By the mid-1970s, wildebeest and Cape buffalo populations had recovered and were increasingly cropping the grass, reducing the amount of fuel available for fires. The reduced intensity of fires has allowed acacia to once again become established.

In the 21st century, mass rabies vaccination programmes for domestic dogs in the Serengeti have not only indirectly prevented hundreds of human deaths, but also protected wildlife species such as the endangered African wild dog.

==Great migration==

Each year around the same time, the circular great wildebeest migration begins in the Ngorongoro Conservation Area of the southern Serengeti in Tanzania and loops clockwise through the Serengeti National Park and north towards the Masai Mara reserve in Kenya. This migration is naturally caused by the availability of grazing. The initial phase lasts from about January to March, when the calving season begins – a time when there is plenty of rain-ripened grass available for the 260,000 zebras that precede 1.7 million wildebeest and the following hundreds of thousands of other plains game, including around 470,000 gazelles.
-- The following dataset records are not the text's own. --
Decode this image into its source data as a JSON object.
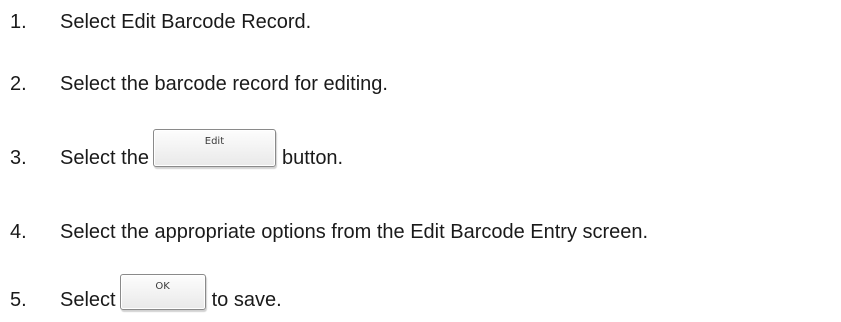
{
  "steps": [
    {
      "number": "1.",
      "text": "Select Edit Barcode Record."
    },
    {
      "number": "2.",
      "text": "Select the barcode record for editing."
    },
    {
      "number": "3.",
      "text_before": "Select the",
      "button_label": "Edit",
      "text_after": "button."
    },
    {
      "number": "4.",
      "text": "Select the appropriate options from the Edit Barcode Entry screen."
    },
    {
      "number": "5.",
      "text_before": "Select",
      "button_label": "OK",
      "text_after": "to save."
    }
  ]
}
During February, the wildebeest are on the short grass plains of the southeast part of the ecosystem, grazing and giving birth to approximately 500,000 calves in 2 to 3 weeks. Few calves are born ahead of time and of these, hardly any survive, largely because very young calves are more noticeable to predators when mixed with older calves from the previous year. As the rains end in May, the animals start moving northwest into the areas around the Grumeti River, where they typically remain until late June. The crossings of the Grumeti and Mara rivers beginning in July are a popular safari attraction because crocodiles are lying in wait. The herds arrive in Kenya in late July / August, where they stay for the rest of the dry season, except that the Thomson's and Grant's gazelles move only east/west. In early November, with the start of the short rains, the migration starts moving south again, to the short grass plains of the southeast, usually arriving in December in plenty of time for calving in February.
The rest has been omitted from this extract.